I also paused while cooking the soup to choose not just what ingredients I wanted in there, but also what qualities I wanted to infuse it with. Remember the movie “Like Water for Chocolate”? The movie beautifully portrayed how we impart energy to our cooking that can be experienced by those who share it.
I chose to channel love, care, the comforts of hearth and home, nurturance, and hope into my brew. And in each spoonful I have experienced these energetic qualities. I have also shared soup with those I love. Because soup has been a form of love for me lately and helped me build a bridge to who I am becoming.
And so if you too could use a big pot of love, nourishment, and healing, this is for you, my angel.
Soup for Healing Anything: A Recipe and Prescription
I am a sort of slap-dash cook and feel my way into whatever I’m making… intuitive in this as with all things. Feel free to play with the recipe. But I will tell you this soup both healed my bronchitis and in many ways my heart.
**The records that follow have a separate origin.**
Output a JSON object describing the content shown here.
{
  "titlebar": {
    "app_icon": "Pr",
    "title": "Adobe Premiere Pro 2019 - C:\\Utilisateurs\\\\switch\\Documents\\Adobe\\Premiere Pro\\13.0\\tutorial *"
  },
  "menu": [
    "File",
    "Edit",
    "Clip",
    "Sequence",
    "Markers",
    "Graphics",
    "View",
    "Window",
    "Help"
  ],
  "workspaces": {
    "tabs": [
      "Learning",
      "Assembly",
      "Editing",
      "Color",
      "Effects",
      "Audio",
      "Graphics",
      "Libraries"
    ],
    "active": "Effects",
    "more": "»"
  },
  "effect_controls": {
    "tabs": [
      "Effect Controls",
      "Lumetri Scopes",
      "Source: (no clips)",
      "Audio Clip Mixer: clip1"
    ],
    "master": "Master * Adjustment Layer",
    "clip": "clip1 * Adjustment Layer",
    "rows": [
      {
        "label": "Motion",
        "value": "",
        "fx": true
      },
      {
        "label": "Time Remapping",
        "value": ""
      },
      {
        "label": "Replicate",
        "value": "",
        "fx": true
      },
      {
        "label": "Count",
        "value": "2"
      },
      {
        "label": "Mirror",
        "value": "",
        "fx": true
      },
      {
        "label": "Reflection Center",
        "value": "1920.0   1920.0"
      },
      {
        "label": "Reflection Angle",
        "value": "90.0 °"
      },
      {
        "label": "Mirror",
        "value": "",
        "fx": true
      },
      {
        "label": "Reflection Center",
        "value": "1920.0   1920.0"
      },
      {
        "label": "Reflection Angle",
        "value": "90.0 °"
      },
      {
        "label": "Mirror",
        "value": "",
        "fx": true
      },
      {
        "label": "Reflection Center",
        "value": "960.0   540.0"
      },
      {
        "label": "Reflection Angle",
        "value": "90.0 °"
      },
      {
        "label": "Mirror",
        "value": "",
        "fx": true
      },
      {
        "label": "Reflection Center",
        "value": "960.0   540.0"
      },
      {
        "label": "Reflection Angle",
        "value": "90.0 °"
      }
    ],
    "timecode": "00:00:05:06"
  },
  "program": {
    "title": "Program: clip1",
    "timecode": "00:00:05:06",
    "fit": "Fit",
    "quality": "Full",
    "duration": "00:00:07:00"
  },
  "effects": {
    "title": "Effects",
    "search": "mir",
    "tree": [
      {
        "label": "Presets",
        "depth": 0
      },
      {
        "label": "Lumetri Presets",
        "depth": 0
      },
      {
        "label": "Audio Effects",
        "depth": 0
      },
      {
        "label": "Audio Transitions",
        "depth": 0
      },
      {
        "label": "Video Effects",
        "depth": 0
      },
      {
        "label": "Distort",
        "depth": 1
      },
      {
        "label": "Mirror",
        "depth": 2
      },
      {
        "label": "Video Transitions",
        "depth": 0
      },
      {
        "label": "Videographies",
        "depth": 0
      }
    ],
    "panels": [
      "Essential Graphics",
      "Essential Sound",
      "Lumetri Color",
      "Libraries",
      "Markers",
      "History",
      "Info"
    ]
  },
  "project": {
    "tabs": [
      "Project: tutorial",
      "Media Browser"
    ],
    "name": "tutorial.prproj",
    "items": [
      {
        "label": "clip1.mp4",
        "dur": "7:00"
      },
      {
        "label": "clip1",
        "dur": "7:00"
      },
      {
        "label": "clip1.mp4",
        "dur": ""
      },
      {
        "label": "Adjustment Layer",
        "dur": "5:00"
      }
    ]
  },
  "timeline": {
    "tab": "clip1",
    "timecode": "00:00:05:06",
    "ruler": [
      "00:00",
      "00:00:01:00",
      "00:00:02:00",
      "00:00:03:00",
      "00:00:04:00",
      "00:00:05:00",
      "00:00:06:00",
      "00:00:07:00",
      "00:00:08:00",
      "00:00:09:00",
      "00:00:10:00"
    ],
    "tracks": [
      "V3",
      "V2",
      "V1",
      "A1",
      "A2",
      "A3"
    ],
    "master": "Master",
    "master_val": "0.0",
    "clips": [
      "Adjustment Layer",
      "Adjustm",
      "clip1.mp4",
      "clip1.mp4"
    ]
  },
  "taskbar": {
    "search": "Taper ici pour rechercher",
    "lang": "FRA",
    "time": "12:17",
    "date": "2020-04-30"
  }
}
I use organic ingredients but that’s up to you.
1 5-lb. organic chicken
3 boxes of low sodium chicken broth
5-6 large carrots
1-2 onions
2 cloves garlic
4-5 ribs celery
2 bay leaves
fresh thyme, dill, parsley, rosemary to fit your preferences
½ tsp. turmeric
Salt and Pepper
Rough chop vegetables and put in bottom of big soup pot.
Put whole chicken on top. Add herbs and salt and pepper to top of chicken. Add turmeric to broth.
Cover everything with broth so covering the chicken
Cover and bring to boil over high heat, then lower heat so soup is at constant simmer. Skim off the foamy stuff during the first half hour.
Check the meat on chicken after about 2-2 ½ hours, if it’s starting to fall off the bone and not pink anymore remove entire chicken with tongs to a plate. Some meat may fall off, it’s ok, leave it in. Dark meat usually takes a bit longer, you can leave it in.
Remove all skin, bones, cartilege. Shred the meat and add back to soup. I also add back the big bones and add about a capful of apple cider vinegar and simmer for about another hour to leach the good stuff from the bones.
Remove bones and discard. Move soup into glass containers and bring it to room temperature (I stand them in cold water in the sink to do it faster to avoid bacteria- do not leave for hours on counter cooling- dangerous). Refrigerate.
Using a ladle you can put as much soup as you want into small saucepan when ready to eat.
My favorite add-ins are baby arugula and spinach, fresh cilantro, kelp cellophane noodles, sriracha. I put all of these in a bowl and then add the steaming soup so greens stay green. This makes each bowlful really incredible. Trust me.
So good… hope you make it and enjoy. This could last a week so you can eat well plus not spend a whole lot of money. You’ll be so happy to have it in your fridge come mealtime.